Development of a deep learning-based pipeline for detection of nosocomial pathogens from metagenomic data
Implementing Organization
Principal Investigator
Dr. Rachana Banerjee
JIS University, Kolkata, West Bengal
CO-Principal Investigator
Dr. Sandip Paul
JIS University, Kolkata, West Bengal-700109
CO-Principal Investigator
Dr. Kausik Basak
JIS University, Kolkata, West Bengal-700109
About
Multi-drug resistant nosocomial infections are a global concern, particularly in India due to overcrowded and unhealthy hospital environments and unrestrained use of broad-spectrum antibiotics.

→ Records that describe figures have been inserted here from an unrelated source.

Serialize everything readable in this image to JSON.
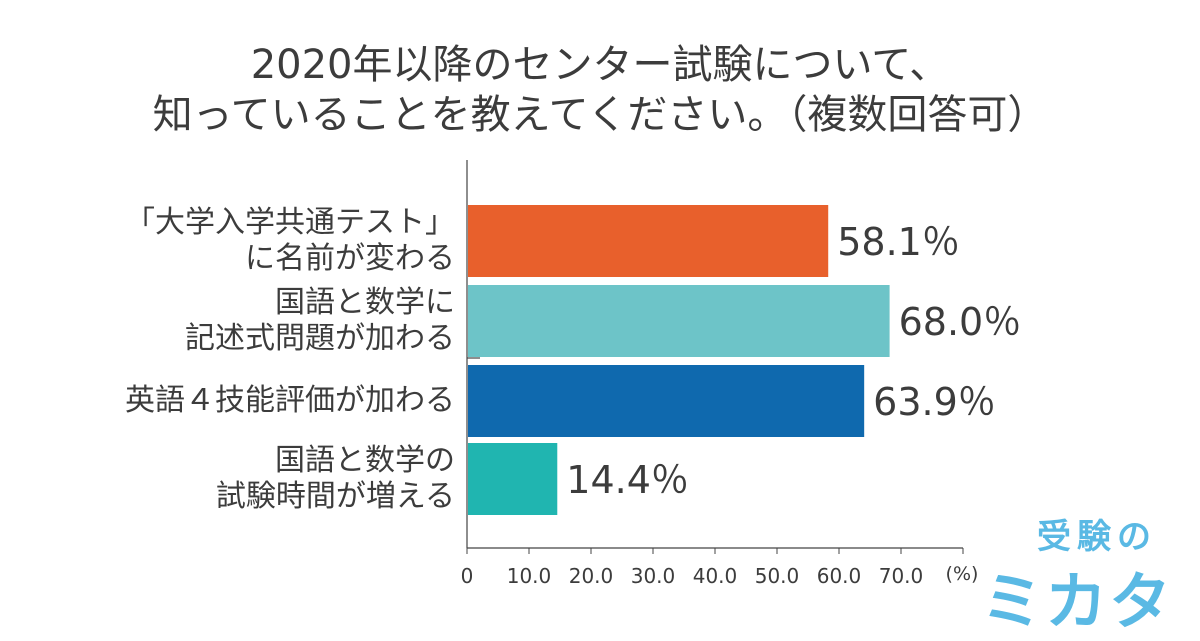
{
  "title_lines": [
    "2020年以降のセンター試験について、",
    "知っていることを教えてください。（複数回答可）"
  ],
  "chart_data": {
    "type": "bar",
    "orientation": "horizontal",
    "categories": [
      [
        "「大学入学共通テスト」",
        "に名前が変わる"
      ],
      [
        "国語と数学に",
        "記述式問題が加わる"
      ],
      [
        "英語４技能評価が加わる"
      ],
      [
        "国語と数学の",
        "試験時間が増える"
      ]
    ],
    "values": [
      58.1,
      68.0,
      63.9,
      14.4
    ],
    "value_labels": [
      "58.1％",
      "68.0％",
      "63.9％",
      "14.4％"
    ],
    "colors": [
      "#e8602c",
      "#6dc4c8",
      "#0f69ae",
      "#20b5b0"
    ],
    "xlim": [
      0,
      80
    ],
    "x_ticks": [
      0,
      10,
      20,
      30,
      40,
      50,
      60,
      70
    ],
    "x_tick_labels": [
      "0",
      "10.0",
      "20.0",
      "30.0",
      "40.0",
      "50.0",
      "60.0",
      "70.0"
    ],
    "x_unit_label": "(%)",
    "grid": false
  },
  "logo": {
    "top_text": "受験の",
    "main_text": "ミカタ",
    "color": "#5ab9e4"
  }
}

Rapid identification of nosocomial strains can improve patient outcomes, antibiotic effects, and hospital stay length. Current computational tools often rely on sequence homology methods, which are often unsuccessful in revealing novel strains if closely related genomes are unavailable or absent in the reference database. This proposal aims to develop a deep learning-based approach for extracting nosocomial strain-specific features by training on a broad number of species with known nosocomial characteristics. Common nosocomial bacteria include Enterococcus faecium, Staphylococcus aureus, Klebsiella pneumoniae, Acinetobacter baumannii, Pseudomonas aeruginosa, and Enterobacter species. These strains do not restrict their normal habitats to human hosts and can be found in other animals without causing disease in humans. The success of these nosocomial strains is mainly due to mutations in their virulence factors (VFs) and antibiotic resistance genes (ARGs), which help these superbugs escape antibiotics. Searching these genes in metagenomic data is the most suitable method for unbiased results.
The proposed deep learning algorithm can be implemented to reconstruct a pipeline for fast detection of pathogenic potential and taxonomic composition of nosocomial strains directly from metagenomic reads. The efficacy of the pipeline will be tested by typifying publicly available metagenomic shotgun datasets with well-established pathogenic characteristics. The pipeline can be compiled into user-friendly software for clinicians and scientists.